I'd say it depends on what your overloads are doing. For example, && and || are expected to work as logical conditions, so if your overload semantics work somehow differently, they can confuse other people (or even yourself, if you don't use them for a while and forget what they do). Consider what you would expect the operators to do if you wouldn't know how they are overloaded and if it would be clearer to just use normal methods instead.
As the others have said, missing lazy evaluation is the main reason to avoid overloading logical operators.
However, there is one very good reason to overload them: Expression templates. The Boost.Lambda library does this, and it's very useful!
Its bad idea except situations when your classes represents some logic entity, because overloaded operators will disorientate and can cause new bugs in code.
It is reasonable that sizeof and typeid cannot be overloaded, but I can't see the harm in overloading ?:, .* and .. Are there technical reasons for this?
To quote Bjarne Stroustrup:
There is no fundamental reason to
disallow overloading of ?:. I just
didn't see the need to introduce the
special case of overloading a ternary
operator. Note that a function
overloading expr1?expr2:expr3 would
not be able to guarantee that only one
of expr2 and expr3 was executed.
...
Operator . (dot) could in principle be
overloaded using the same technique as
used for ->. However, doing so can
lead to questions about whether an
operation is meant for the object
overloading . or an object referred to
by . ... This problem can be solved in
several ways. At the time of
standardization, it was not obvious
which way would be best.
Source
If you overload ., how would you access class members? What would be the meaning of obj.data?
What would the syntax be?
In fact, there are good reasons for not overloading any operator
which doesn't evaluate all of its operands: you shouldn't
overload && or || either (except in special cases). You can't
simulate this with an overloaded operator. Consider something
like:
p != NULL ? defaultValue : p->getValue()
where the type of defaultValue or p->getValue() causes overload
resolution to pick up your overload. It's a common idiom, but
it can't be made to work if you overloaded ?:.
Here's some reading material C++ FAQ Lite :)
In general there would be no benefit to overloading the operators above. What additional semantics would you be trying to implement?
The reason for overloading operators is to provide intuitive syntax to the user of your class. For example, it makes sense to overload + and += for strings. It's obvious to another developer what that means.
It's really not obvious what you would overload ?: for ... That said there are no technical reasons I am aware of that prevented these operators from being overloaded.
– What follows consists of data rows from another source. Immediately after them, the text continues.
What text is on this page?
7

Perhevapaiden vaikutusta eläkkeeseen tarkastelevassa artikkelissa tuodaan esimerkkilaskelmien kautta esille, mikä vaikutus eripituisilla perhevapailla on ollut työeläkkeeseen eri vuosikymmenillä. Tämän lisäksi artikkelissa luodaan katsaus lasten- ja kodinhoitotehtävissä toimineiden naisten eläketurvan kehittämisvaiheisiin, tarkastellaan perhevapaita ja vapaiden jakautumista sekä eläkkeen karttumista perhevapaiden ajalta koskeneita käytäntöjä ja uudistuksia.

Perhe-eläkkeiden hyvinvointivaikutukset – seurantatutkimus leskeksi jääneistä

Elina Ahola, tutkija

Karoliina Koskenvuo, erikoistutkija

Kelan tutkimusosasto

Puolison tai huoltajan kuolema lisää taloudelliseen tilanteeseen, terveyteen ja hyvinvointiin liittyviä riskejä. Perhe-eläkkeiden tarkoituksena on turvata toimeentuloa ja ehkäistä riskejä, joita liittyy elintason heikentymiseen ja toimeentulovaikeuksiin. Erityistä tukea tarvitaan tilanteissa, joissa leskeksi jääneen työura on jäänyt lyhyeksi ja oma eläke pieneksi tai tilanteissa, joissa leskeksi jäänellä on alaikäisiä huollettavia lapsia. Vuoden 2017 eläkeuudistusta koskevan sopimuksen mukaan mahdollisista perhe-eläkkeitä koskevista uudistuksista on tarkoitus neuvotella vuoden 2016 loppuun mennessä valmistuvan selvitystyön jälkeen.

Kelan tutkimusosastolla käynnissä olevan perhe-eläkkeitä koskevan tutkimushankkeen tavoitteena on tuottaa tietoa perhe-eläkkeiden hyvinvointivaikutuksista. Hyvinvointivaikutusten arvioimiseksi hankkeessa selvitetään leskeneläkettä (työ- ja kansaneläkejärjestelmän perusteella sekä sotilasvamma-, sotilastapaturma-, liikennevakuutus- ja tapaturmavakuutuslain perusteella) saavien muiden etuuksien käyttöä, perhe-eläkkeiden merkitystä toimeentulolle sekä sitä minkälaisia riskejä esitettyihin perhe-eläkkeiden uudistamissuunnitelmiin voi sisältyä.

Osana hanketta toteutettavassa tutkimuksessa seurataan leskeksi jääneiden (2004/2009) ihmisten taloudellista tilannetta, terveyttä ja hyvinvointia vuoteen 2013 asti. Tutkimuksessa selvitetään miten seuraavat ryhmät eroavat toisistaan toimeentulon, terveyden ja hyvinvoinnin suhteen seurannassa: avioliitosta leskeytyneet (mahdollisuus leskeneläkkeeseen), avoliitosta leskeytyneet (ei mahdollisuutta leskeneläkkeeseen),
Overloading the -> operator allows for reference counted pointers to be created such as boost::shared_ptr. The concept of 'negating' an object might have different meanings in different contexts, so it's reasonable to occasionally overload this operator.
Defining "operator bool" is enough for ?: to work.
For operator . think of this: SomeClass."SomeString!!"
These overloadings prohibit compiler's lexer from parsing the file correctly.
The reason you can overload most operators is to be able to simulate built in types. Since none of the built in types can use the . operator, it wouldn't serve any purpose. operator* and operator-> are there so you can make your own pointer classes. All the math and boolean operators are there to be able to make your own numeric classes.